X-ray flux -- mass relation for $z\gtrsim 0.7$ galaxy clusters
Natalia Lyskova, Eugene Churazov, Ildar Khabibullin, Rashid Sunyaev, Marat Gilfanov, Sergey Sazonov
TL;DR
This work tests and calibrates the use of the observed X-ray flux F_X in the 0.5–2 keV band as a mass proxy for distant galaxy clusters (z ≳ 0.6–0.7). By combining eROSITA X-ray data with SZ-based ACT DR5 masses and MaDCoWS co-detections, the authors derive a modified F_X–M_{500c} scaling M_{500c} = 1.2×10^{14} M_⊙ · η · (F_X/10^{−14} erg s^{−1} cm^{−2})^{0.57} · z^{0.5}, where η captures survey- and method-dependent offsets.
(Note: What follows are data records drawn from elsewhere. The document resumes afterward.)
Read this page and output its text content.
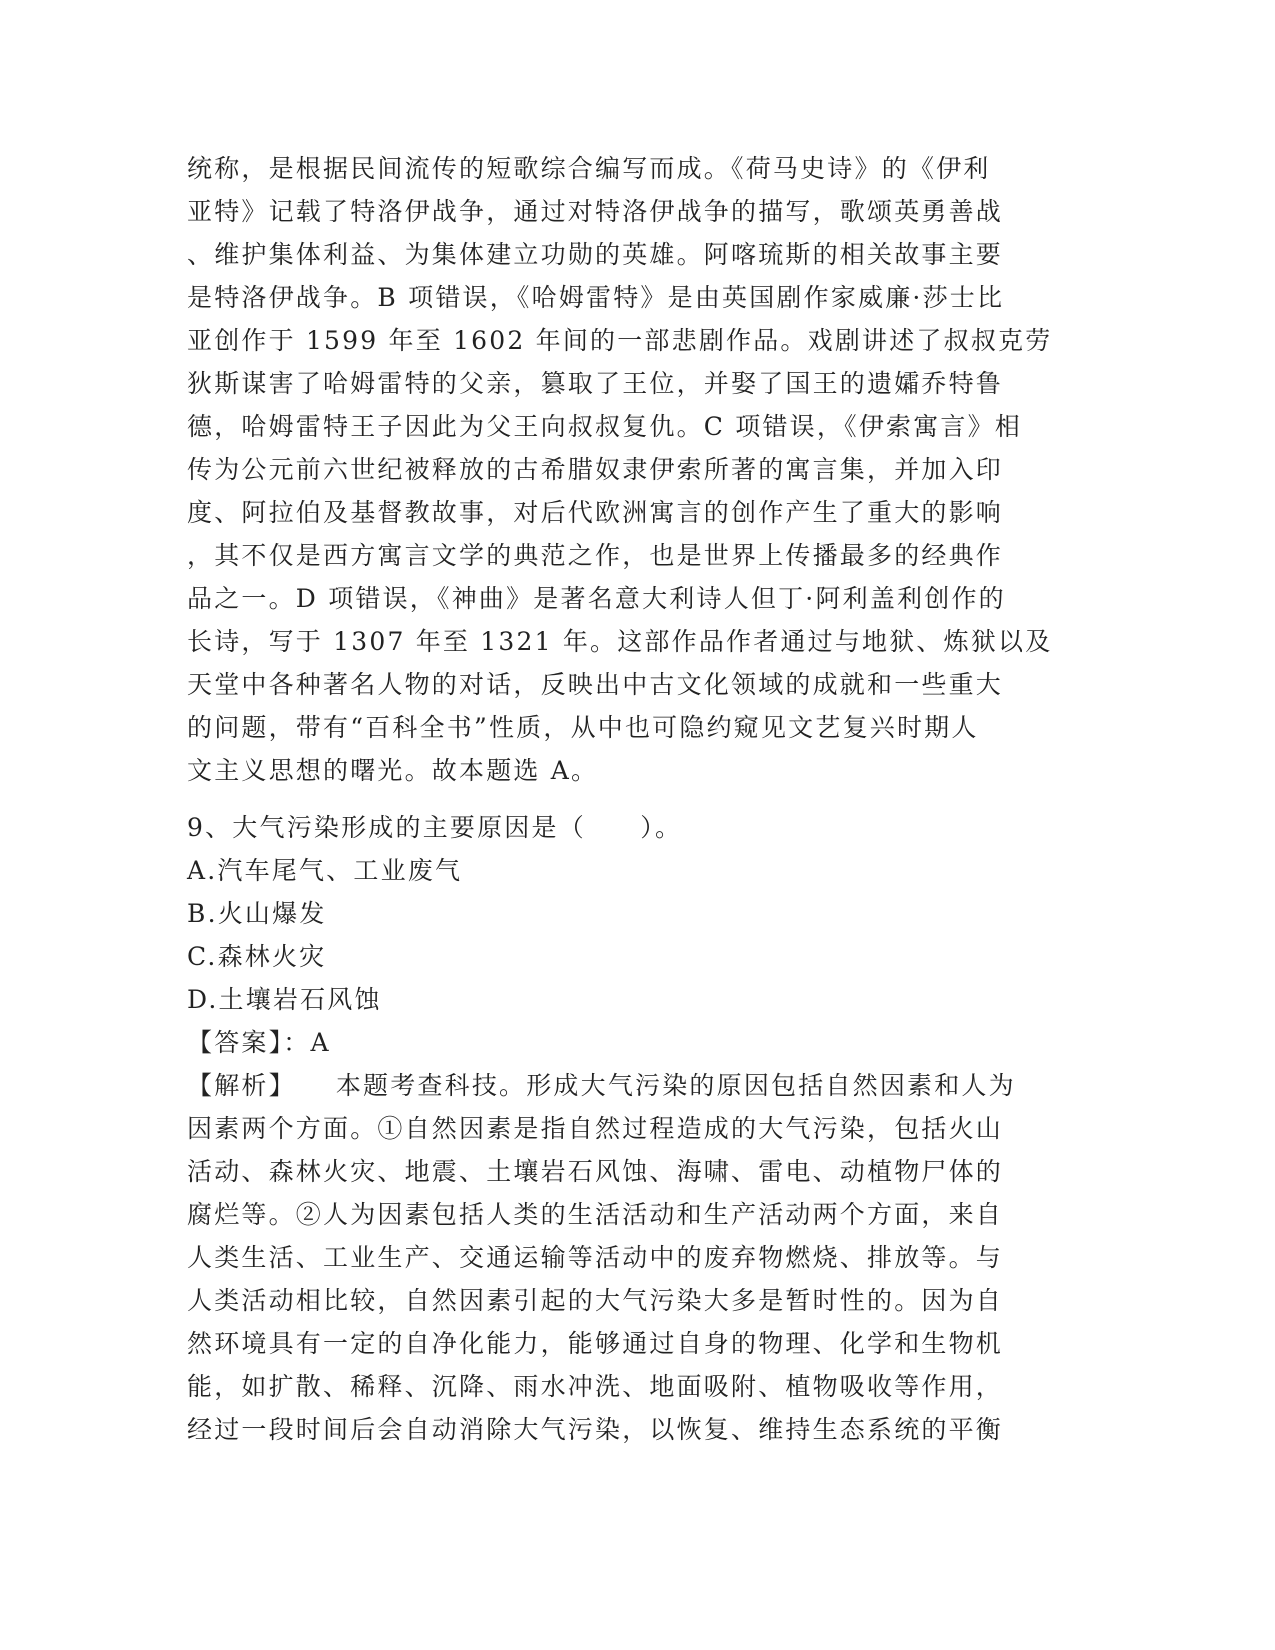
统称，是根据民间流传的短歌综合编写而成。《荷马史诗》的《伊利
亚特》记载了特洛伊战争，通过对特洛伊战争的描写，歌颂英勇善战
、维护集体利益、为集体建立功勋的英雄。阿喀琉斯的相关故事主要
是特洛伊战争。B 项错误，《哈姆雷特》是由英国剧作家威廉·莎士比
亚创作于 1599 年至 1602 年间的一部悲剧作品。戏剧讲述了叔叔克劳
狄斯谋害了哈姆雷特的父亲，篡取了王位，并娶了国王的遗孀乔特鲁
德，哈姆雷特王子因此为父王向叔叔复仇。C 项错误，《伊索寓言》相
传为公元前六世纪被释放的古希腊奴隶伊索所著的寓言集，并加入印
度、阿拉伯及基督教故事，对后代欧洲寓言的创作产生了重大的影响
，其不仅是西方寓言文学的典范之作，也是世界上传播最多的经典作
品之一。D 项错误，《神曲》是著名意大利诗人但丁·阿利盖利创作的
长诗，写于 1307 年至 1321 年。这部作品作者通过与地狱、炼狱以及
天堂中各种著名人物的对话，反映出中古文化领域的成就和一些重大
的问题，带有“百科全书”性质，从中也可隐约窥见文艺复兴时期人
文主义思想的曙光。故本题选 A。
9、大气污染形成的主要原因是（　　）。
A.汽车尾气、工业废气
B.火山爆发
C.森林火灾
D.土壤岩石风蚀
【答案】：A
【解析】 本题考查科技。形成大气污染的原因包括自然因素和人为
因素两个方面。①自然因素是指自然过程造成的大气污染，包括火山
活动、森林火灾、地震、土壤岩石风蚀、海啸、雷电、动植物尸体的
腐烂等。②人为因素包括人类的生活活动和生产活动两个方面，来自
人类生活、工业生产、交通运输等活动中的废弃物燃烧、排放等。与
人类活动相比较，自然因素引起的大气污染大多是暂时性的。因为自
然环境具有一定的自净化能力，能够通过自身的物理、化学和生物机
能，如扩散、稀释、沉降、雨水冲洗、地面吸附、植物吸收等作用，
经过一段时间后会自动消除大气污染，以恢复、维持生态系统的平衡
For the calibration sample (36 clusters, z > 0.7), they find η ≈ 0.80 with a scatter of ~34% between F_X-predicted and SZ masses; when using weak-lensing-calibrated masses, η increases to ≈1.13. Extending the calibration to ~400 ACT DR5 clusters confirms that F_X serves as a crude but practical mass proxy at high redshift, offering a ~34% RMS accuracy and valuable utility for pre-selecting massive clusters for follow-up studies. These results provide a cost-effective path to mass estimates from all-sky X-ray data, complementing SZ and WL measurements for cosmological applications.
Abstract
We use a subsample of co-detections of the ACT and MaDCoWS cluster catalogs to verify the predicted relation between the observed X-ray flux $F_X$ in the 0.5-2~keV band and the cluster mass $M_{\rm 500c}$ for halos at $z>0.6-0.7$. We modify this relation by introducing a correction coefficient $η$, which is supposed to encapsulate factors associated with a particular method of flux estimation, the sample selection function, the definition of the cluster mass, etc. We show that the X-ray flux, being the most basic X-ray observable, serves as a convenient and low-cost mass indicator for distant galaxy clusters with photometric or even missing redshifts (by setting $z=1$) as long as it is known that $z\gtrsim 0.6-0.7$. The correction coefficient $η$ is $\approx 0.8$ if $M^{\rm UPP}_{\rm 500c}$ from the ACT-DR5 catalog are used as cluster masses and $η\approx 1.1$ if weak-lensing-calibrated masses $M^{\rm Cal}_{\rm 500c}$ are used instead.